Linked by Thom Holwerda on Tue 1st Mar 2011 00:28 UTC
Mac OS X It's sad to see that even after all these years, we still have to write articles like this one. It's all over the web right now: a new backdoor Mac OS X trojan discovered! Code execution! Indicative of rise in Mac malware! Until, of course, you actually take a look at what's going on, and see that not only is it not in the wild, it can't really do anything because it's a beta.
Thread beginning with comment 464541
To view parent comment, click here.
To read all comments associated with this story, please click here.
RE[6]: Maybe I'm crazy...
by Neolander on Wed 2nd Mar 2011 15:41 UTC in reply to "RE[5]: Maybe I'm crazy..."
Member since:

Not sure I worded my post properly, because it seems you didn't understand what I was trying to say.
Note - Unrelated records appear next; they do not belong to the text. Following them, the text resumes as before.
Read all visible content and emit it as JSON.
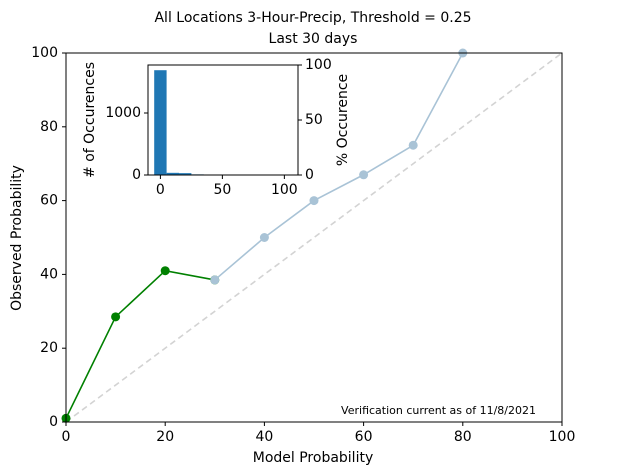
{
  "chart_data": [
    {
      "type": "line",
      "title": "All Locations 3-Hour-Precip, Threshold = 0.25",
      "subtitle": "Last 30 days",
      "xlabel": "Model Probability",
      "ylabel": "Observed Probability",
      "annotation": "Verification current as of 11/8/2021",
      "xlim": [
        0,
        100
      ],
      "ylim": [
        0,
        100
      ],
      "xticks": [
        0,
        20,
        40,
        60,
        80,
        100
      ],
      "yticks": [
        0,
        20,
        40,
        60,
        80,
        100
      ],
      "series": [
        {
          "color": "#008000",
          "x": [
            0,
            10,
            20,
            30
          ],
          "values": [
            1,
            28.5,
            41,
            38.5
          ]
        },
        {
          "color": "#a9c3d6",
          "x": [
            30,
            40,
            50,
            60,
            70,
            80
          ],
          "values": [
            38.5,
            50,
            60,
            67,
            75,
            100
          ]
        }
      ]
    },
    {
      "type": "histogram",
      "ylabel": "# of Occurences",
      "y2label": "% Occurence",
      "color": "#1f77b4",
      "xlim": [
        -10,
        111
      ],
      "ylim": [
        0,
        1774
      ],
      "y2lim": [
        0,
        100
      ],
      "xticks": [
        0,
        50,
        100
      ],
      "yticks": [
        0,
        1000
      ],
      "y2ticks": [
        0,
        50,
        100
      ],
      "bins": [
        -5,
        5,
        15,
        25,
        35,
        45,
        55,
        65,
        75,
        85,
        95,
        105
      ],
      "counts": [
        1690,
        35,
        30,
        10,
        8,
        6,
        5,
        4,
        3,
        0,
        0
      ]
    }
  ]
}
Here's another try...

With Windows NT, Microsoft have introduced some true multi-user mechanism, and the root/user security model based on that. Normally, Windows applications should now use HKEY_CURRENT_USER and the Users/Document&Settings folders to store their data, and nothing else. Sadly, some developers kept their old coding practices from the Win9x era, since "it worked".

As a result, Microsoft have forced them to change, by making sure that all applications requiring root access display an annoying UAC popup on startup. Net result : terrible user experience, and users end up ignoring the popups because they are encountered too frequently. But Microsoft didn't really have a choice.

Apple, to the contrary, do have a way to update their security model more cleanly, because they control Xcode, an IDE which AFAIK nearly everyone developing for Apple OSs use.

So they can modify Xcode's default settings so that by default, it sets up highly aggressive sandboxing for all applications. This way, developers won't be able to code the old way (writing config files randomly in the user's home folder, etc...). Developers trying to use old development practices will see that they fail, try to understand why, and discover that it's because of sandboxing. At this point, I bet many will think "hey, great idea, didn't know about that !" and try to learn more. Of course, there will still be others who alter Xcode's settings so that it works the old way, or keep the old release of Xcode. For those, making sandboxing mandatory on the App Store would indeed be a good option.